Si aprietas o rechinas los dientes, es probable que alguien te haya recomendado comprar una férula en la farmacia. Es una solución accesible y tentadora. Pero hay diferencias importantes entre una férula genérica y un artefacto ortopédico diseñado individualmente que vale la pena conocer antes de decidir.
¿Qué es el bruxismo?
El bruxismo es el hábito de apretar o rechinar los dientes, de día o durante el sueño. Con el tiempo puede asociarse a dolor muscular, desgaste dental, fracturas, sensibilidad y tensión en la mandíbula. Muchas personas no saben que lo hacen hasta que aparecen las consecuencias.
Es importante saber que el bruxismo no es una condición en sí misma, sino un síntoma que pueden presentar ciertos pacientes de TMD. Y no siempre es por estrés: puede presentarse ante estresores fisiológicos como una oxigenación comprometida durante el sueño.
La férula de farmacia: qué hace y qué no hace
Las férulas genéricas (las de hervir y morder) crean una barrera física entre los dientes. Eso puede ayudar a proteger el esmalte del contacto directo, pero tienen limitaciones importantes:
- No están ajustadas a tu mordida, por lo que la distribución de fuerzas no está controlada.

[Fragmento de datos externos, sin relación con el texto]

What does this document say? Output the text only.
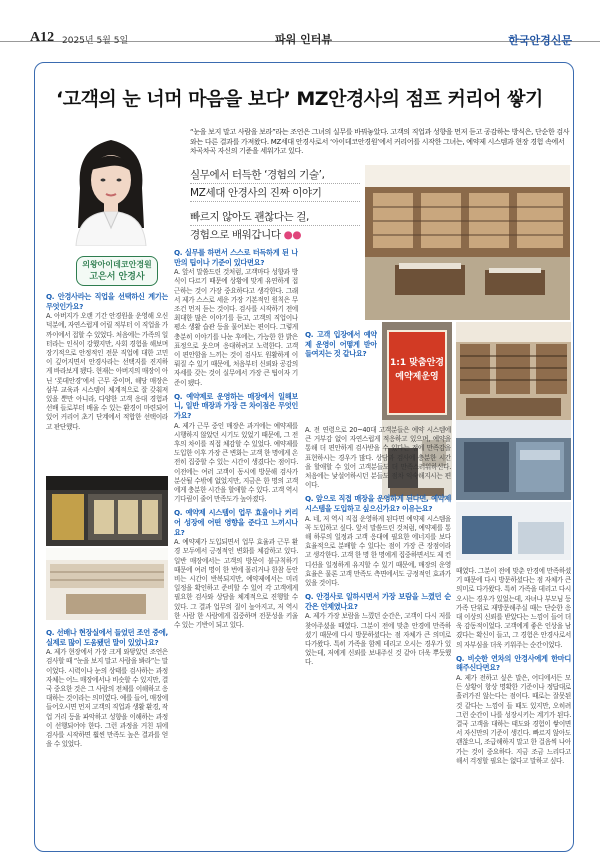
A12 2025년 5월 5일	파워 인터뷰	한국안경신문
‘고객의 눈 너머 마음을 보다’ MZ안경사의 점프 커리어 쌓기
의왕아이데코안경원
고은서 안경사
“눈을 보지 말고 사람을 보라”라는 조언은 그녀의 실무를 바꿔놓았다. 고객의 직업과 성향을 먼저 듣고 공감하는 방식은, 단순한 검사와는 다른 결과를 가져왔다. MZ세대 안경사로서 ‘아이데코안경원’에서 커리어를 시작한 그녀는, 예약제 시스템과 현장 경험 속에서 차곡차곡 자신의 기준을 세워가고 있다.

실무에서 터득한 ‘경험의 기술’,

MZ세대 안경사의 진짜 이야기

빠르지 않아도 괜찮다는 걸,

경험으로 배워갑니다 ●●

1:1 맞춤안경
예약제운영
Q. 안경사라는 직업을 선택하신 계기는 무엇인가요?
A. 아버지가 오랜 기간 안경원을 운영해 오신 덕분에, 자연스럽게 어릴 적부터 이 직업을 가까이에서 접할 수 있었다. 처음에는 가족의 일터라는 인식이 강했지만, 사회 경험을 해보며 장기적으로 안정적인 전문 직업에 대한 고민이 깊어지면서 안경사라는 선택지를 진지하게 바라보게 됐다. 현재는 아버지의 매장이 아닌 ‘롯데안경’에서 근무 중이며, 해당 매장은 삼부 교육과 시스템이 체계적으로 잘 갖춰져 있을 뿐만 아니라, 다양한 고객 응대 경험과 선배 들로부터 배울 수 있는 환경이 마련되어 있어 커리어 초기 단계에서 적합한 선택이라고 판단했다.
Q. 선배나 현장실에서 들었던 조언 중에, 실제로 많이 도움됐던 말이 있었나요?
A. 제가 현장에서 가장 크게 와닿았던 조언은 검사할 때 “눈을 보지 말고 사람을 봐라”는 말이었다. 시력이나 눈의 상태를 검사하는 과정 자체는 어느 매장에서나 비슷할 수 있지만, 결국 중요한 것은 그 사람의 전체를 이해하고 응대하는 것이라는 의미였다. 예를 들어, 매장에 들어오시면 먼저 고객의 직업과 생활 환경, 작업 거리 등을 파악하고 성향을 이해하는 과정이 선행되어야 한다. 그런 과정을 거친 뒤에 검사를 시작하면 훨씬 만족도 높은 결과를 얻을 수 있었다.
Q. 실무를 하면서 스스로 터득하게 된 나만의 팁이나 기준이 있다면요?
A. 앞서 말씀드린 것처럼, 고객마다 성향과 방식이 다르기 때문에 상황에 맞게 유연하게 접근하는 것이 가장 중요하다고 생각한다. 그래서 제가 스스로 세운 가장 기본적인 원칙은 무조건 먼저 듣는 것이다. 검사를 시작하기 전에 최대한 많은 이야기를 듣고, 고객의 직업이나 평소 생활 습관 등을 물어보는 편이다. 그렇게 충분히 이야기를 나눈 후에는, 가능한 한 밝은 표정으로 웃으며 응대하려고 노력한다. 고객이 편안함을 느끼는 것이 검사도 원활하게 이뤄질 수 있기 때문에, 처음부터 신뢰와 공감의 자세를 갖는 것이 실무에서 가장 큰 팁이자 기준이 됐다.
Q. 예약제로 운영하는 매장에서 일해보니, 일반 매장과 가장 큰 차이점은 무엇인가요?
A. 제가 근무 중인 매장은 과거에는 예약제를 시행하지 않았던 시기도 있었기 때문에, 그 전후의 차이를 직접 체감할 수 있었다. 예약제를 도입한 이후 가장 큰 변화는 고객 한 명에게 온전히 집중할 수 있는 시간이 생겼다는 점이다. 이전에는 여러 고객이 동시에 방문해 검사가 분산될 수밖에 없었지만, 지금은 한 명의 고객에게 충분한 시간을 할애할 수 있다. 고객 역시 기다림이 줄어 만족도가 높아졌다.
Q. 예약제 시스템이 업무 효율이나 커리어 성장에 어떤 영향을 준다고 느끼시나요?
A. 예약제가 도입되면서 업무 효율과 근무 환경 모두에서 긍정적인 변화를 체감하고 있다. 일반 매장에서는 고객의 방문이 불규칙하기 때문에 여러 명이 한 번에 몰리거나 한참 동안 비는 시간이 반복되지만, 예약제에서는 미리 일정을 확인하고 준비할 수 있어 각 고객에게 필요한 검사와 상담을 체계적으로 진행할 수 있다. 그 결과 업무의 질이 높아지고, 저 역시 한 사람 한 사람에게 집중하며 전문성을 키울 수 있는 기반이 되고 있다.
Q. 고객 입장에서 예약제 운영이 어떻게 받아들여지는 것 같나요?
A. 전 연령으로 20~40대 고객분들은 예약 시스템에 큰 거부감 없이 자연스럽게 적응하고 있으며, 예약을 통해 더 편안하게 검사받을 수 있다는 점에 만족감을 표현하시는 경우가 많다. 상담과 검사에 충분한 시간을 할애할 수 있어 고객분들도 더 만족스러워하신다. 처음에는 낯설어하시던 분들도 점차 익숙해지시는 편이다.
Q. 앞으로 직접 매장을 운영하게 된다면, 예약제 시스템을 도입하고 싶으신가요? 이유는요?
A. 네, 저 역시 직접 운영하게 된다면 예약제 시스템을 꼭 도입하고 싶다. 앞서 말씀드린 것처럼, 예약제를 통해 하루의 일정과 고객 응대에 필요한 에너지를 보다 효율적으로 분배할 수 있다는 점이 가장 큰 장점이라고 생각한다. 고객 한 명 한 명에게 집중하면서도 제 컨디션을 일정하게 유지할 수 있기 때문에, 매장의 운영 효율은 물론 고객 만족도 측면에서도 긍정적인 효과가 있을 것이다.
Q. 안경사로 일하시면서 가장 보람을 느꼈던 순간은 언제였나요?
A. 제가 가장 보람을 느꼈던 순간은, 고객이 다시 저를 찾아주셨을 때였다. 그분이 전에 맞춘 안경에 만족하셨기 때문에 다시 방문하셨다는 점 자체가 큰 의미로 다가왔다. 특히 가족을 함께 데리고 오시는 경우가 있었는데, 저에게 신뢰를 보내주신 것 같아 더욱 뿌듯했다.
때였다. 그분이 전에 맞춘 안경에 만족하셨기 때문에 다시 방문하셨다는 점 자체가 큰 의미로 다가왔다. 특히 가족을 데리고 다시 오시는 경우가 있었는데, 자녀나 부모님 등 가족 단위로 재방문해주실 때는 단순한 응대 이상의 신뢰를 받았다는 느낌이 들어 더욱 감동적이었다. 고객에게 좋은 인상을 남겼다는 확신이 들고, 그 경험은 안경사로서의 자부심을 더욱 키워주는 순간이었다.
Q. 비슷한 연차의 안경사에게 한마디 해주신다면요?
A. 제가 전하고 싶은 말은, 어디에서든 모든 상황이 항상 명확한 기준이나 정답대로 흘러가진 않는다는 점이다. 때로는 잘못된 것 같다는 느낌이 들 때도 있지만, 오히려 그런 순간이 나를 성장시키는 계기가 된다. 결국 고객을 대하는 태도와 경험이 쌓이면서 자신만의 기준이 생긴다. 빠르지 않아도 괜찮으니, 조급해하지 말고 한 걸음씩 나아가는 것이 중요하다. 지금 조금 느리다고 해서 걱정할 필요는 없다고 말하고 싶다.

- El material blando puede invitar a masticar, y en algunos casos aumentar la actividad muscular.
- No van acompañadas de un diagnóstico: el bruxismo puede tener factores asociados que una férula por sí sola no aborda.
El enfoque individualizado
El manejo del bruxismo comienza con una evaluación: cómo es tu mordida, qué músculos están involucrados, si hay desgaste o fracturas, y qué factores pueden estar contribuyendo. Dependiendo de cada caso, las alternativas pueden incluir educación, terapia miofuncional, aparatos de protección diseñados y ajustados individualmente, inyecciones terapéuticas y toxina botulínica cuando esté clínicamente indicada.
Si sospechas que aprietas o rechinas los dientes, una evaluación temprana puede proteger tus dientes y tu articulación antes de que el desgaste avance.